Cette fois, cependant, il existe un potentiel très réel que le conflit puisse porter les marques d’une guerre par procuration entre deux de ses alliés les plus proches, tous deux dotés de l’arme nucléaire : l’Inde et le Pakistan.

Pour sa part, New Delhi surveille les développements avec nervosité, ayant investi massivement dans des projets d’infrastructure en Afghanistan au cours de la dernière décennie, à hauteur d’environ 3 milliards de dollars. Avec des informations ces derniers jours selon lesquelles 10 000 Pakistanais ont traversé la frontière pour combattre aux côtés des talibans – et avec des instructions spécifiques pour cibler les installations livrées par l’Inde, l’Inde craint à juste titre que son travail ne soit réduit en ruines, entraînant avec elle la très fragile sécurité régionale. dans toute la région.

L’Inde et l’Afghanistan ont des liens historiques qui remontent à des siècles. Le territoire couvert par l’Afghanistan moderne faisait autrefois partie de l’ancien empire Maurya de l’Inde, et plus tard, les Moghols de la région ont voyagé en Inde et en ont pris le contrôle pendant des siècles. Plus récemment, les dirigeants indépendantistes indiens et pachtounes se sont soutenus mutuellement dans les années 1940, alors que l’Inde cherchait à rompre avec la domination britannique et que les Pachtounes travaillaient également pour obtenir un État autonome, tandis qu’en 1950, les deux signaient un traité d’amitié de cinq ans, marquant le début des relations diplomatiques officielles.

En octobre 2011, les deux pays ont conclu un accord de partenariat stratégique, qui a renforcé leurs liens. Il prévoyait une assistance pour aider à reconstruire l’infrastructure et les institutions afghanes, soutenir l’éducation, encourager l’investissement dans les ressources naturelles de l’Afghanistan et plaider en faveur d’un engagement à long terme envers l’Afghanistan par la communauté internationale.

Il est fort probable que l’Inde jouera un rôle plus important dans la sécurité intérieure de l’Afghanistan.

L’Inde a beaucoup investi dans ce pays d’Asie centrale. Le plus gros investissement est peut-être l’ autoroute Zaranj-Delaram de 218 kilomètres , près de la frontière avec l’Iran. La route de 150 millions de dollars se connecte à une rocade reliant Kandahar au sud, Ghazni et Kaboul à l’est, Mazar-i-Sharaf au nord et Herat à l’ouest, ce qui en fait une route particulièrement importante d’un point de vue stratégique.

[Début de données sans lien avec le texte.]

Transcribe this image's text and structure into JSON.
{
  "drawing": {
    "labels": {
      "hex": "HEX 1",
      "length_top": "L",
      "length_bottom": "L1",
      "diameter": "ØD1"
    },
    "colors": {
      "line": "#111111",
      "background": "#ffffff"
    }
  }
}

En 2015, le parlement afghan a été inauguré, un autre projet de l’Inde. Il y a aussi le barrage Salma de 42 mégawatts à Herat, que les talibans ont récemment affirmé avoir pris sous leur contrôle. L’Inde a également reconstruit un hôpital pour enfants à Kaboul, fourni des prothèses de pied Jaipur aux personnes ayant perdu des membres dans les mines, reconstruit diverses centrales électriques, restauré le palais Stor à Kaboul, fait don de centaines d’autobus, de véhicules utilitaires, de voitures militaires et d’ambulances, comme ainsi que trois avions, entre autres projets . Au total, l’Inde a entrepris plus de 400 projets dans l’ensemble des 34 provinces de l’Afghanistan – et sans doute, a investi davantage dans son voisin d’Asie centrale qu’elle ne se branche dans ses propres régions sous-développées.

Les projets soulignent à quel point l’Inde, partenaire de l’Inde, considère l’Afghanistan comme un rempart contre le militantisme islamique, et en particulier, le pays qui se trouve entre eux, le Pakistan.

Chaque pays a beaucoup à gagner à renforcer ses relations avec l’Afghanistan, et s’y prendra de différentes manières : l’Inde utilise le soft power qui résulte de ses projets et investissements, tandis que le Pakistan utilise des groupes militants comme mandataires, qui zigzaguent à travers ses frontières. des deux côtés, y compris les talibans.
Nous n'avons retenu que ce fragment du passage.